…till death do us part.
When you stop to dwell on those familiar words, it becomes evident that they apply not just to those we meet at the altar, but to our friends, family; all our relationships in life, that at some point must inevitably come to an end. But what if they didn’t have to? What if there was a way to live on forever; to visit those whose bodies have long since fallen away, indefinitely, even after passing away ourselves.
Thus is the idea behind the Soul Cloud, a device capable of recreating someone’s personality, their likes and dislikes, and all of their memories in digital form where they can be visited by loved ones, and continue their life without the fear of death hanging over them…that is, until the server itself begins to die, and all those inhabiting it.
Here lies the basic premise to Master Reboot, a wildly ambitious project from the small team at Wales Interactive, which places you inside the Soul Cloud at the point of its downfall as an unknown protagonist just as lost as you are admist its bizarre architecture and endless hallways. It’s a game that is hard to categorize because from each moment to the next you are found doing something entirely different, though all in the attempt to discover who you are and what has happened to an invention hailed as one of the most important in recent memory.
The narrative unfolds in a nonlinear, but structure format, with each memory you revisit giving you but a small piece of the overarching plot, until it finally falls into place and you’re clued in on what all of it has been for. Unfortunately, that revelation falls a bit flat, switching gears at the last moment and leaving you with an empty sort of nothingness that doesn’t sufficiently wrap up the myriad of loose ends that have been scattered before you during the course of the game. As the credits began to roll, I couldn’t help but feel the developers had forgotten I was still expecting an ending, and had decided to simply go with the last-minute plot device to close things off.
Up until that point though the game is an entirely different beast, one that reinvents itself with each level giving you a new mechanic or puzzle to work with. The variety is great, and certainly welcome, but it also creates Master Reboot’s biggest problem, its terrible inconsistency. Moment to moment it manages to reach both impressive heights and dreadful lows, fluctuating between the things that work and mechanics that never should have been in the game at all.
This is most apparent when the developers attempt to juxtapose in horror elements which create aggravating instant kill scenarios that both break immersion, and are completely off from the emphasis on atmosphere and exploration that is found in most of the game. Along with these come arbitrary time limits that force you to continually replay segments, one-off action sequences that aren’t properly explained, and an abundance of odd elements that don’t have time to be expanded upon into anything meaningful. I can appreciate all the ideas at play here, but find it hard to ignore how only about half of them actually work and fit within the game.

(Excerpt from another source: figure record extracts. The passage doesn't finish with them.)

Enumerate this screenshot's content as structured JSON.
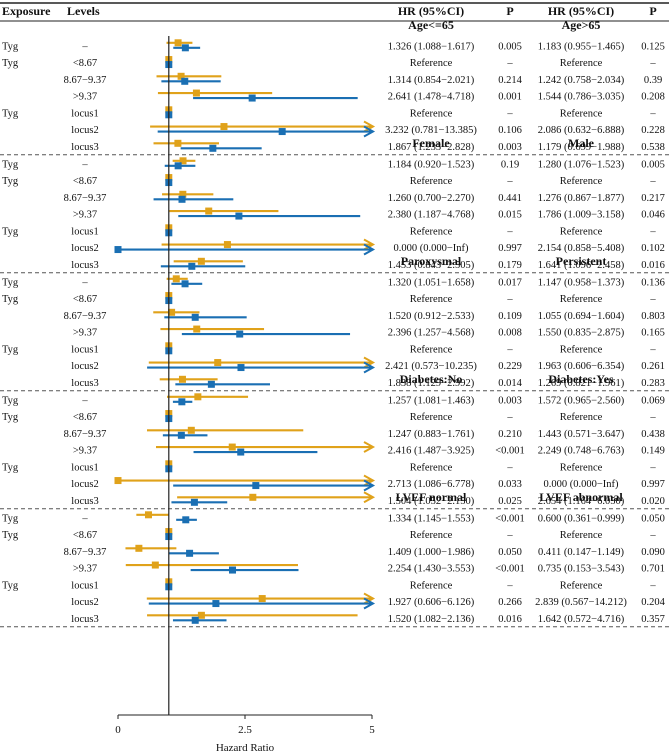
{
  "chart_data": {
    "type": "forest",
    "headers": {
      "exposure": "Exposure",
      "levels": "Levels",
      "hr1": "HR (95%CI)",
      "p1": "P",
      "hr2": "HR (95%CI)",
      "p2": "P"
    },
    "axis": {
      "label": "Hazard Ratio",
      "ticks": [
        0,
        2.5,
        5
      ],
      "tick_labels": [
        "0",
        "2.5",
        "5"
      ],
      "range": [
        0,
        5
      ],
      "reference_line": 1
    },
    "colors": {
      "series1": "#1a6fb3",
      "series2": "#e0a21a",
      "line": "#222222"
    },
    "groups": [
      {
        "subgroup1": "Age<=65",
        "subgroup2": "Age>65",
        "rows": [
          {
            "exposure": "Tyg",
            "level": "–",
            "hr1": "1.326 (1.088−1.617)",
            "p1": "0.005",
            "hr2": "1.183 (0.955−1.465)",
            "p2": "0.125",
            "s1": {
              "est": 1.326,
              "lo": 1.088,
              "hi": 1.617
            },
            "s2": {
              "est": 1.183,
              "lo": 0.955,
              "hi": 1.465
            }
          },
          {
            "exposure": "Tyg",
            "level": "<8.67",
            "hr1": "Reference",
            "p1": "–",
            "hr2": "Reference",
            "p2": "–",
            "s1": {
              "est": 1,
              "lo": 1,
              "hi": 1
            },
            "s2": {
              "est": 1,
              "lo": 1,
              "hi": 1
            }
          },
          {
            "exposure": "",
            "level": "8.67−9.37",
            "hr1": "1.314 (0.854−2.021)",
            "p1": "0.214",
            "hr2": "1.242 (0.758−2.034)",
            "p2": "0.39",
            "s1": {
              "est": 1.314,
              "lo": 0.854,
              "hi": 2.021
            },
            "s2": {
              "est": 1.242,
              "lo": 0.758,
              "hi": 2.034
            }
          },
          {
            "exposure": "",
            "level": ">9.37",
            "hr1": "2.641 (1.478−4.718)",
            "p1": "0.001",
            "hr2": "1.544 (0.786−3.035)",
            "p2": "0.208",
            "s1": {
              "est": 2.641,
              "lo": 1.478,
              "hi": 4.718
            },
            "s2": {
              "est": 1.544,
              "lo": 0.786,
              "hi": 3.035
            }
          },
          {
            "exposure": "Tyg",
            "level": "locus1",
            "hr1": "Reference",
            "p1": "–",
            "hr2": "Reference",
            "p2": "–",
            "s1": {
              "est": 1,
              "lo": 1,
              "hi": 1
            },
            "s2": {
              "est": 1,
              "lo": 1,
              "hi": 1
            }
          },
          {
            "exposure": "",
            "level": "locus2",
            "hr1": "3.232 (0.781−13.385)",
            "p1": "0.106",
            "hr2": "2.086 (0.632−6.888)",
            "p2": "0.228",
            "s1": {
              "est": 3.232,
              "lo": 0.781,
              "hi": 13.385
            },
            "s2": {
              "est": 2.086,
              "lo": 0.632,
              "hi": 6.888
            }
          },
          {
            "exposure": "",
            "level": "locus3",
            "hr1": "1.867 (1.233−2.828)",
            "p1": "0.003",
            "hr2": "1.179 (0.699−1.988)",
            "p2": "0.538",
            "s1": {
              "est": 1.867,
              "lo": 1.233,
              "hi": 2.828
            },
            "s2": {
              "est": 1.179,
              "lo": 0.699,
              "hi": 1.988
            }
          }
        ]
      },
      {
        "subgroup1": "Female",
        "subgroup2": "Male",
        "rows": [
          {
            "exposure": "Tyg",
            "level": "–",
            "hr1": "1.184 (0.920−1.523)",
            "p1": "0.19",
            "hr2": "1.280 (1.076−1.523)",
            "p2": "0.005",
            "s1": {
              "est": 1.184,
              "lo": 0.92,
              "hi": 1.523
            },
            "s2": {
              "est": 1.28,
              "lo": 1.076,
              "hi": 1.523
            }
          },
          {
            "exposure": "Tyg",
            "level": "<8.67",
            "hr1": "Reference",
            "p1": "–",
            "hr2": "Reference",
            "p2": "–",
            "s1": {
              "est": 1,
              "lo": 1,
              "hi": 1
            },
            "s2": {
              "est": 1,
              "lo": 1,
              "hi": 1
            }
          },
          {
            "exposure": "",
            "level": "8.67−9.37",
            "hr1": "1.260 (0.700−2.270)",
            "p1": "0.441",
            "hr2": "1.276 (0.867−1.877)",
            "p2": "0.217",
            "s1": {
              "est": 1.26,
              "lo": 0.7,
              "hi": 2.27
            },
            "s2": {
              "est": 1.276,
              "lo": 0.867,
              "hi": 1.877
            }
          },
          {
            "exposure": "",
            "level": ">9.37",
            "hr1": "2.380 (1.187−4.768)",
            "p1": "0.015",
            "hr2": "1.786 (1.009−3.158)",
            "p2": "0.046",
            "s1": {
              "est": 2.38,
              "lo": 1.187,
              "hi": 4.768
            },
            "s2": {
              "est": 1.786,
              "lo": 1.009,
              "hi": 3.158
            }
          },
          {
            "exposure": "Tyg",
            "level": "locus1",
            "hr1": "Reference",
            "p1": "–",
            "hr2": "Reference",
            "p2": "–",
            "s1": {
              "est": 1,
              "lo": 1,
              "hi": 1
            },
            "s2": {
              "est": 1,
              "lo": 1,
              "hi": 1
            }
          },
          {
            "exposure": "",
            "level": "locus2",
            "hr1": "0.000 (0.000−Inf)",
            "p1": "0.997",
            "hr2": "2.154 (0.858−5.408)",
            "p2": "0.102",
            "s1": {
              "est": 0,
              "lo": 0,
              "hi": null
            },
            "s2": {
              "est": 2.154,
              "lo": 0.858,
              "hi": 5.408
            }
          },
          {
            "exposure": "",
            "level": "locus3",
            "hr1": "1.453 (0.843−2.505)",
            "p1": "0.179",
            "hr2": "1.641 (1.096−2.458)",
            "p2": "0.016",
            "s1": {
              "est": 1.453,
              "lo": 0.843,
              "hi": 2.505
            },
            "s2": {
              "est": 1.641,
              "lo": 1.096,
              "hi": 2.458
            }
          }
        ]
      },
      {
        "subgroup1": "Paroxysmal",
        "subgroup2": "Persistent",
        "rows": [
          {
            "exposure": "Tyg",
            "level": "–",
            "hr1": "1.320 (1.051−1.658)",
            "p1": "0.017",
            "hr2": "1.147 (0.958−1.373)",
            "p2": "0.136",
            "s1": {
              "est": 1.32,
              "lo": 1.051,
              "hi": 1.658
            },
            "s2": {
              "est": 1.147,
              "lo": 0.958,
              "hi": 1.373
            }
          },
          {
            "exposure": "Tyg",
            "level": "<8.67",
            "hr1": "Reference",
            "p1": "–",
            "hr2": "Reference",
            "p2": "–",
            "s1": {
              "est": 1,
              "lo": 1,
              "hi": 1
            },
            "s2": {
              "est": 1,
              "lo": 1,
              "hi": 1
            }
          },
          {
            "exposure": "",
            "level": "8.67−9.37",
            "hr1": "1.520 (0.912−2.533)",
            "p1": "0.109",
            "hr2": "1.055 (0.694−1.604)",
            "p2": "0.803",
            "s1": {
              "est": 1.52,
              "lo": 0.912,
              "hi": 2.533
            },
            "s2": {
              "est": 1.055,
              "lo": 0.694,
              "hi": 1.604
            }
          },
          {
            "exposure": "",
            "level": ">9.37",
            "hr1": "2.396 (1.257−4.568)",
            "p1": "0.008",
            "hr2": "1.550 (0.835−2.875)",
            "p2": "0.165",
            "s1": {
              "est": 2.396,
              "lo": 1.257,
              "hi": 4.568
            },
            "s2": {
              "est": 1.55,
              "lo": 0.835,
              "hi": 2.875
            }
          },
          {
            "exposure": "Tyg",
            "level": "locus1",
            "hr1": "Reference",
            "p1": "–",
            "hr2": "Reference",
            "p2": "–",
            "s1": {
              "est": 1,
              "lo": 1,
              "hi": 1
            },
            "s2": {
              "est": 1,
              "lo": 1,
              "hi": 1
            }
          },
          {
            "exposure": "",
            "level": "locus2",
            "hr1": "2.421 (0.573−10.235)",
            "p1": "0.229",
            "hr2": "1.963 (0.606−6.354)",
            "p2": "0.261",
            "s1": {
              "est": 2.421,
              "lo": 0.573,
              "hi": 10.235
            },
            "s2": {
              "est": 1.963,
              "lo": 0.606,
              "hi": 6.354
            }
          },
          {
            "exposure": "",
            "level": "locus3",
            "hr1": "1.838 (1.129−2.992)",
            "p1": "0.014",
            "hr2": "1.269 (0.821−1.961)",
            "p2": "0.283",
            "s1": {
              "est": 1.838,
              "lo": 1.129,
              "hi": 2.992
            },
            "s2": {
              "est": 1.269,
              "lo": 0.821,
              "hi": 1.961
            }
          }
        ]
      },
      {
        "subgroup1": "Diabetes:No",
        "subgroup2": "Diabetes:Yes",
        "rows": [
          {
            "exposure": "Tyg",
            "level": "–",
            "hr1": "1.257 (1.081−1.463)",
            "p1": "0.003",
            "hr2": "1.572 (0.965−2.560)",
            "p2": "0.069",
            "s1": {
              "est": 1.257,
              "lo": 1.081,
              "hi": 1.463
            },
            "s2": {
              "est": 1.572,
              "lo": 0.965,
              "hi": 2.56
            }
          },
          {
            "exposure": "Tyg",
            "level": "<8.67",
            "hr1": "Reference",
            "p1": "–",
            "hr2": "Reference",
            "p2": "–",
            "s1": {
              "est": 1,
              "lo": 1,
              "hi": 1
            },
            "s2": {
              "est": 1,
              "lo": 1,
              "hi": 1
            }
          },
          {
            "exposure": "",
            "level": "8.67−9.37",
            "hr1": "1.247 (0.883−1.761)",
            "p1": "0.210",
            "hr2": "1.443 (0.571−3.647)",
            "p2": "0.438",
            "s1": {
              "est": 1.247,
              "lo": 0.883,
              "hi": 1.761
            },
            "s2": {
              "est": 1.443,
              "lo": 0.571,
              "hi": 3.647
            }
          },
          {
            "exposure": "",
            "level": ">9.37",
            "hr1": "2.416 (1.487−3.925)",
            "p1": "<0.001",
            "hr2": "2.249 (0.748−6.763)",
            "p2": "0.149",
            "s1": {
              "est": 2.416,
              "lo": 1.487,
              "hi": 3.925
            },
            "s2": {
              "est": 2.249,
              "lo": 0.748,
              "hi": 6.763
            }
          },
          {
            "exposure": "Tyg",
            "level": "locus1",
            "hr1": "Reference",
            "p1": "–",
            "hr2": "Reference",
            "p2": "–",
            "s1": {
              "est": 1,
              "lo": 1,
              "hi": 1
            },
            "s2": {
              "est": 1,
              "lo": 1,
              "hi": 1
            }
          },
          {
            "exposure": "",
            "level": "locus2",
            "hr1": "2.713 (1.086−6.778)",
            "p1": "0.033",
            "hr2": "0.000 (0.000−Inf)",
            "p2": "0.997",
            "s1": {
              "est": 2.713,
              "lo": 1.086,
              "hi": 6.778
            },
            "s2": {
              "est": 0,
              "lo": 0,
              "hi": null
            }
          },
          {
            "exposure": "",
            "level": "locus3",
            "hr1": "1.504 (1.052−2.150)",
            "p1": "0.025",
            "hr2": "2.654 (1.164−6.050)",
            "p2": "0.020",
            "s1": {
              "est": 1.504,
              "lo": 1.052,
              "hi": 2.15
            },
            "s2": {
              "est": 2.654,
              "lo": 1.164,
              "hi": 6.05
            }
          }
        ]
      },
      {
        "subgroup1": "LVEF normal",
        "subgroup2": "LVEF abnormal",
        "rows": [
          {
            "exposure": "Tyg",
            "level": "–",
            "hr1": "1.334 (1.145−1.553)",
            "p1": "<0.001",
            "hr2": "0.600 (0.361−0.999)",
            "p2": "0.050",
            "s1": {
              "est": 1.334,
              "lo": 1.145,
              "hi": 1.553
            },
            "s2": {
              "est": 0.6,
              "lo": 0.361,
              "hi": 0.999
            }
          },
          {
            "exposure": "Tyg",
            "level": "<8.67",
            "hr1": "Reference",
            "p1": "–",
            "hr2": "Reference",
            "p2": "–",
            "s1": {
              "est": 1,
              "lo": 1,
              "hi": 1
            },
            "s2": {
              "est": 1,
              "lo": 1,
              "hi": 1
            }
          },
          {
            "exposure": "",
            "level": "8.67−9.37",
            "hr1": "1.409 (1.000−1.986)",
            "p1": "0.050",
            "hr2": "0.411 (0.147−1.149)",
            "p2": "0.090",
            "s1": {
              "est": 1.409,
              "lo": 1.0,
              "hi": 1.986
            },
            "s2": {
              "est": 0.411,
              "lo": 0.147,
              "hi": 1.149
            }
          },
          {
            "exposure": "",
            "level": ">9.37",
            "hr1": "2.254 (1.430−3.553)",
            "p1": "<0.001",
            "hr2": "0.735 (0.153−3.543)",
            "p2": "0.701",
            "s1": {
              "est": 2.254,
              "lo": 1.43,
              "hi": 3.553
            },
            "s2": {
              "est": 0.735,
              "lo": 0.153,
              "hi": 3.543
            }
          },
          {
            "exposure": "Tyg",
            "level": "locus1",
            "hr1": "Reference",
            "p1": "–",
            "hr2": "Reference",
            "p2": "–",
            "s1": {
              "est": 1,
              "lo": 1,
              "hi": 1
            },
            "s2": {
              "est": 1,
              "lo": 1,
              "hi": 1
            }
          },
          {
            "exposure": "",
            "level": "locus2",
            "hr1": "1.927 (0.606−6.126)",
            "p1": "0.266",
            "hr2": "2.839 (0.567−14.212)",
            "p2": "0.204",
            "s1": {
              "est": 1.927,
              "lo": 0.606,
              "hi": 6.126
            },
            "s2": {
              "est": 2.839,
              "lo": 0.567,
              "hi": 14.212
            }
          },
          {
            "exposure": "",
            "level": "locus3",
            "hr1": "1.520 (1.082−2.136)",
            "p1": "0.016",
            "hr2": "1.642 (0.572−4.716)",
            "p2": "0.357",
            "s1": {
              "est": 1.52,
              "lo": 1.082,
              "hi": 2.136
            },
            "s2": {
              "est": 1.642,
              "lo": 0.572,
              "hi": 4.716
            }
          }
        ]
      }
    ]
  }
}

Similarly, the ascetic is one of the game’s biggest assets, with a creative and engaging art direction and some stunning lighting effects. It’s a huge shame then that so much of the game is inside cramped, dark environments, with blurry textures and some truly horrific pop-in (even for a game running Unreal Engine 3). When you’re taken out of the buildings and hallways, it’s truly a sight to behold, but these moments are fleeting to the point I purposely stayed longer in them to appreciate how beautiful they are.
Perhaps more aggravating than the discrepancies in the art design is the constant awkward cuts away from your perspective. Games like Bioshock and Half-Life proved that you can tell a great first-person story without the need to continually take control and the camera away from the player, so the fact Wales Interactive opted for such a graceless method of showcasing important moments is frustrating, and greatly impacted my enjoyment.
The off-putting animated cutscenes that cap each memory were also an odd choice, feeling completely disconnected from the rest of the game even after you learn of the reason for them being there. Poor sound design is also disappointing, as the actual music and effects are quite good at immersing you in the experience, but were not even given a proper stereo directing to where everything sounds as if it’s coming from the everywhere.
It might sound as if I abhorred Master Reboot, but in truth I actually enjoyed it to give a cautious recommendation despite its flaws. It’s a surreal adventure with big ideas, many of which it disappointingly can’t pull off, but when it does is truly fantastic. Wales Interactive has the definite makings of a great indie developer, with a uniquely imaginative vision that could lead to something great down the road.
It is certainly disappointing that they also inhabit the other end of the indie spectrum, with a significant lack of polish and numerous amateurish design choices. Master Reboot has some great moments, and some truly terrible ones, but in the end I was still happy to have played it and look forward to what will come out of the newly christened developer. Hopefully they will be able to learn from their mistakes, and build off the strong foundation here.